Nanofoam Exhibits Surprising Magnetic Properties

By Ernie Tretkoff

A new form of carbon exhibits surprising magnetic properties that could make it useful in future spintronics or biomedical applications, researchers reported at the APS March Meeting. The material, called carbon nanofoam for its low density and web-like structure, is the only form of pure carbon known to be ferromagnetic.

Carbon nanofoam is structurally distinct from the other four known forms of carbon—graphite, diamond, fullerenes ( buckyballs), and nanotubes. With a density of about 2 mg/cm³, comparable to that of aerogel, carbon nanofoam is one of the lightest known solid substances.

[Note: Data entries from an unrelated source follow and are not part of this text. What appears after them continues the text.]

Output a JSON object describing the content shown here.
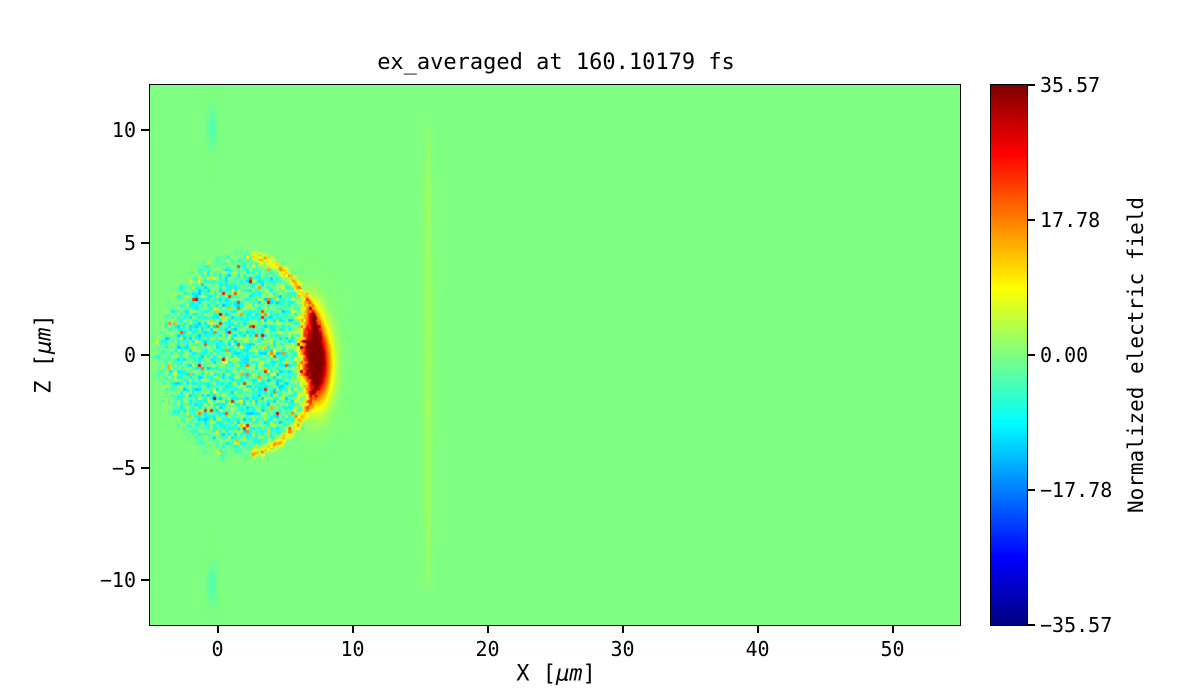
{
  "chart_data": {
    "type": "heatmap",
    "title": "ex_averaged at 160.10179 fs",
    "xlabel": "X [μm]",
    "xlabel_parts": {
      "pre": "X [",
      "unit": "μm",
      "post": "]"
    },
    "ylabel": "Z [μm]",
    "ylabel_parts": {
      "pre": "Z [",
      "unit": "μm",
      "post": "]"
    },
    "colorbar_label": "Normalized electric field",
    "colormap": "jet",
    "clim": [
      -35.57,
      35.57
    ],
    "x_range": [
      -5,
      55
    ],
    "z_range": [
      -12,
      12
    ],
    "x_ticks": [
      0,
      10,
      20,
      30,
      40,
      50
    ],
    "x_tick_labels": [
      "0",
      "10",
      "20",
      "30",
      "40",
      "50"
    ],
    "z_ticks": [
      -10,
      -5,
      0,
      5,
      10
    ],
    "z_tick_labels": [
      "−10",
      "−5",
      "0",
      "5",
      "10"
    ],
    "colorbar_ticks": [
      35.57,
      17.78,
      0,
      -17.78,
      -35.57
    ],
    "colorbar_tick_labels": [
      "35.57",
      "17.78",
      "0.00",
      "−17.78",
      "−35.57"
    ],
    "background_value": 0,
    "background_color": "#80ff80",
    "grid": false,
    "features": [
      {
        "name": "wakefield-structure",
        "shape": "speckled-ellipse",
        "center_x": 1.6,
        "center_z": 0,
        "radius_x": 6.3,
        "radius_z": 4.7,
        "value_mean": -4,
        "value_spread": 7,
        "rim_value": 14,
        "description": "turbulent cyan/green wake region x≈-4..8 μm, z≈-4.6..4.6 μm with orange rim on right boundary"
      },
      {
        "name": "laser-pulse-peak",
        "shape": "gaussian",
        "x": 7.3,
        "z": -0.4,
        "sigma_x": 0.7,
        "sigma_z": 1.1,
        "amplitude": 46
      },
      {
        "name": "laser-pulse-secondary",
        "shape": "gaussian",
        "x": 6.9,
        "z": 1.2,
        "sigma_x": 0.5,
        "sigma_z": 0.8,
        "amplitude": 20
      },
      {
        "name": "ionization-front",
        "shape": "vertical-streak",
        "x": 15.6,
        "half_width": 0.5,
        "z_min": -10.5,
        "z_max": 10.4,
        "peak_value": 2.5,
        "description": "faint pale vertical streak at x≈15.6 μm spanning nearly full height"
      },
      {
        "name": "axis-artifact-top",
        "shape": "gaussian",
        "x": -0.4,
        "z": 10.1,
        "sigma_x": 0.25,
        "sigma_z": 0.6,
        "amplitude": -3.5
      },
      {
        "name": "axis-artifact-bottom",
        "shape": "gaussian",
        "x": -0.4,
        "z": -10.2,
        "sigma_x": 0.25,
        "sigma_z": 0.6,
        "amplitude": -3.5
      }
    ]
  }
}
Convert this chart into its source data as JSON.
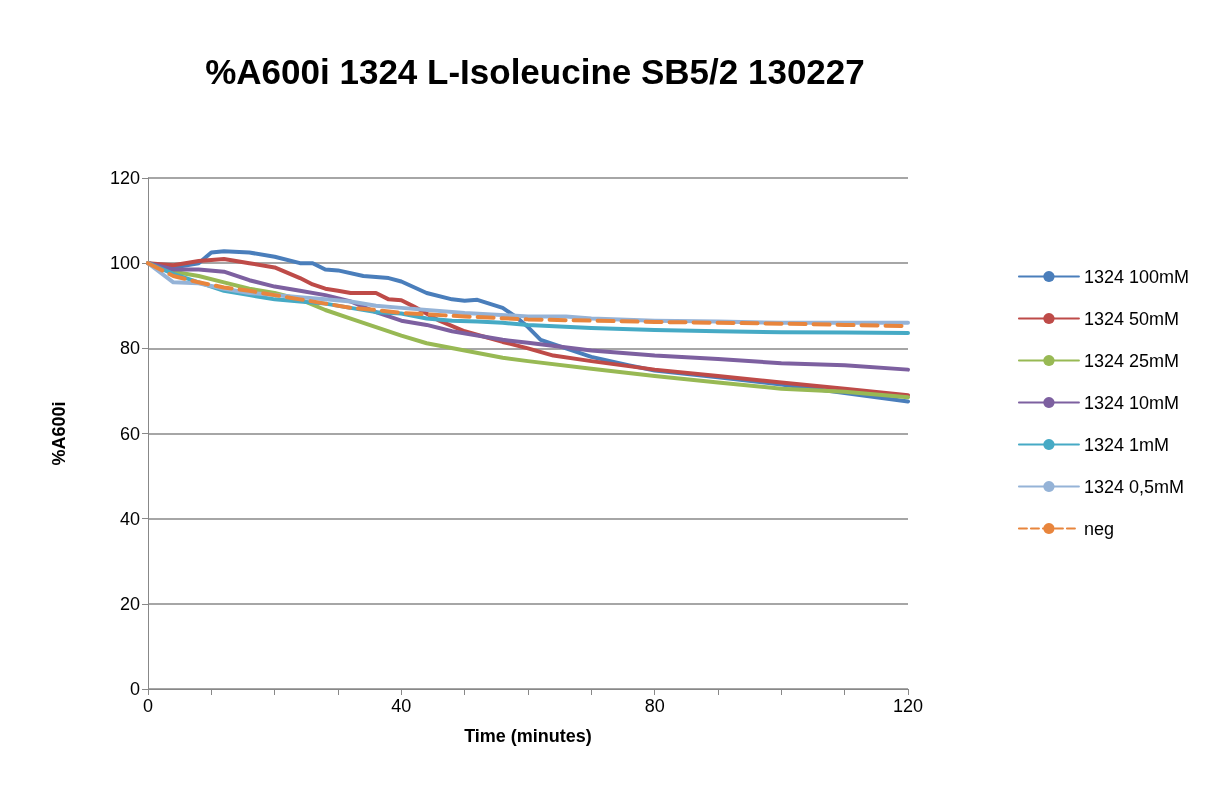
{
  "chart_data": {
    "type": "line",
    "title": "%A600i 1324 L-Isoleucine SB5/2 130227",
    "xlabel": "Time (minutes)",
    "ylabel": "%A600i",
    "xlim": [
      0,
      120
    ],
    "xticks": [
      0,
      {
        "value": 10,
        "label": null
      },
      {
        "value": 20,
        "label": null
      },
      {
        "value": 30,
        "label": null
      },
      40,
      {
        "value": 50,
        "label": null
      },
      {
        "value": 60,
        "label": null
      },
      {
        "value": 70,
        "label": null
      },
      80,
      {
        "value": 90,
        "label": null
      },
      {
        "value": 100,
        "label": null
      },
      {
        "value": 110,
        "label": null
      },
      120
    ],
    "ylim": [
      0,
      120
    ],
    "yticks": [
      0,
      20,
      40,
      60,
      80,
      100,
      120
    ],
    "grid": "y",
    "legend": "right",
    "marker": "none",
    "series": [
      {
        "name": "1324 100mM",
        "color": "#4a7ebb",
        "x": [
          0,
          4,
          8,
          10,
          12,
          16,
          20,
          24,
          26,
          28,
          30,
          34,
          38,
          40,
          44,
          48,
          50,
          52,
          56,
          58,
          60,
          62,
          66,
          70,
          76,
          80,
          90,
          100,
          110,
          120
        ],
        "values": [
          100,
          99,
          100,
          102.5,
          102.8,
          102.5,
          101.5,
          100,
          100,
          98.5,
          98.3,
          97,
          96.5,
          95.7,
          93,
          91.5,
          91.2,
          91.4,
          89.5,
          87.5,
          85,
          82,
          80,
          78,
          76,
          74.8,
          73.2,
          71.5,
          69.5,
          67.5
        ]
      },
      {
        "name": "1324 50mM",
        "color": "#be4b48",
        "x": [
          0,
          4,
          8,
          12,
          16,
          20,
          24,
          26,
          28,
          30,
          32,
          36,
          38,
          40,
          42,
          46,
          50,
          56,
          60,
          64,
          70,
          80,
          90,
          100,
          110,
          120
        ],
        "values": [
          100,
          99.5,
          100.5,
          101,
          100,
          99,
          96.5,
          95,
          94,
          93.5,
          93,
          93,
          91.5,
          91.3,
          89.8,
          86.5,
          84,
          81.5,
          80,
          78.3,
          77,
          75,
          73.5,
          72,
          70.5,
          69
        ]
      },
      {
        "name": "1324 25mM",
        "color": "#98b954",
        "x": [
          0,
          4,
          8,
          12,
          16,
          20,
          24,
          28,
          32,
          36,
          40,
          44,
          50,
          56,
          60,
          70,
          80,
          90,
          100,
          110,
          120
        ],
        "values": [
          100,
          98,
          97,
          95.5,
          94,
          93,
          91.5,
          89,
          87,
          85,
          83,
          81.2,
          79.5,
          77.8,
          77,
          75.2,
          73.5,
          72,
          70.5,
          69.8,
          68.5
        ]
      },
      {
        "name": "1324 10mM",
        "color": "#7d60a0",
        "x": [
          0,
          4,
          8,
          12,
          16,
          20,
          24,
          28,
          32,
          36,
          40,
          44,
          48,
          52,
          56,
          60,
          70,
          80,
          90,
          100,
          110,
          120
        ],
        "values": [
          100,
          98.5,
          98.5,
          98,
          96,
          94.5,
          93.5,
          92.5,
          91,
          88.5,
          86.5,
          85.5,
          84,
          83,
          82,
          81.3,
          79.5,
          78.3,
          77.5,
          76.5,
          76,
          75
        ]
      },
      {
        "name": "1324 1mM",
        "color": "#46aac5",
        "x": [
          0,
          4,
          8,
          12,
          16,
          20,
          24,
          28,
          32,
          36,
          40,
          44,
          48,
          52,
          56,
          60,
          70,
          80,
          90,
          100,
          110,
          120
        ],
        "values": [
          100,
          97.5,
          95.5,
          93.5,
          92.5,
          91.5,
          91,
          90.5,
          89.5,
          88.5,
          88.2,
          87,
          86.5,
          86.3,
          86,
          85.5,
          84.8,
          84.3,
          84,
          83.8,
          83.7,
          83.6
        ]
      },
      {
        "name": "1324 0,5mM",
        "color": "#95b3d7",
        "x": [
          0,
          4,
          8,
          12,
          16,
          20,
          24,
          28,
          32,
          36,
          40,
          50,
          60,
          66,
          70,
          80,
          90,
          100,
          110,
          120
        ],
        "values": [
          100,
          95.5,
          95.3,
          94,
          93,
          92.5,
          92,
          91.5,
          91,
          90,
          89.5,
          88.3,
          87.5,
          87.5,
          87,
          86.5,
          86.3,
          86,
          86,
          86
        ]
      },
      {
        "name": "neg",
        "color": "#e8853d",
        "line_style": "dashed",
        "x": [
          0,
          4,
          8,
          12,
          16,
          20,
          24,
          28,
          32,
          36,
          40,
          50,
          60,
          70,
          80,
          90,
          100,
          110,
          120
        ],
        "values": [
          100,
          97,
          95.5,
          94.3,
          93.5,
          92.5,
          91.5,
          90.5,
          89.5,
          89,
          88.3,
          87.5,
          86.8,
          86.5,
          86.2,
          86,
          85.8,
          85.5,
          85.2
        ]
      }
    ]
  }
}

But what's most remarkable about the material, the researchers said, is that unlike other forms of carbon, the nanofoam is ferromagnetic, like a refrigerator magnet. However, at room temperature, the nanofoam's magnetization disappears a few hours after the material is produced.

A collaboration of researchers from Greece and Australia produced the carbon nanofoam by shooting a high-powered, ultra-fast laser at disordered solid carbon in an argon-filled chamber.

By imaging the material using a high-resolution electron microscope, John Giapintzakis of the University of Crete and colleagues found that the nanofoam has a sponge-like structure, made up of carbon clusters a few nanometers in diameter randomly linked together into a web-like foam.

Because pure carbon is not normally ferromagnetic, the group tested their sample for impurities that might be causing the magnetic behavior. Although they did find traces of iron and nickel, the small amounts of these magnetic elements could not account for all of the ferromagnetism in the nanofoam. The researchers concluded that the magnetic properties come from the complex structure of the nanofoam itself.

David Tománek of Michigan State University, who collaborated with the group on theoretical interpretation, believes that the carbon clusters in the foam are made up of nanotubes joined together into tetrapods. In these four-legged structures, some carbon atoms have a free electron, one that does not form a chemical bond. These unpaired electrons carry a magnetic moment that may lead to the magnetism.

Chemists have long known about such carbon radicals, said Tománek, but until now they have only been found in carbon connected to another element. In this case, the structure is entirely carbon.

The researchers have also done some preliminary studies that suggest that the novel magnetic behavior found in carbon nanofoam could be present in other nano-structured solids of elements that are not normally magnetic, including a compound of boron and nitrogen.

If this behavior turns out to be a general phenomenon, researchers will have to think more about what makes a material magnetic, said Tománek. "We need to revisit our magnetic prejudice."

Giapintzakis suggested that carbon nanofoam could be used in spintronic devices, which are based on a material's magnetic properties. The unique material may also find uses in biomedicine. For instance, the tiny ferromagnetic clusters could be injected into blood vessels to enhance magnetic resonance imaging. The nanofoam could also be implanted in tumors, where it could turn radio waves into a source of heat that would destroy the tumor but leave surrounding tissue unharmed.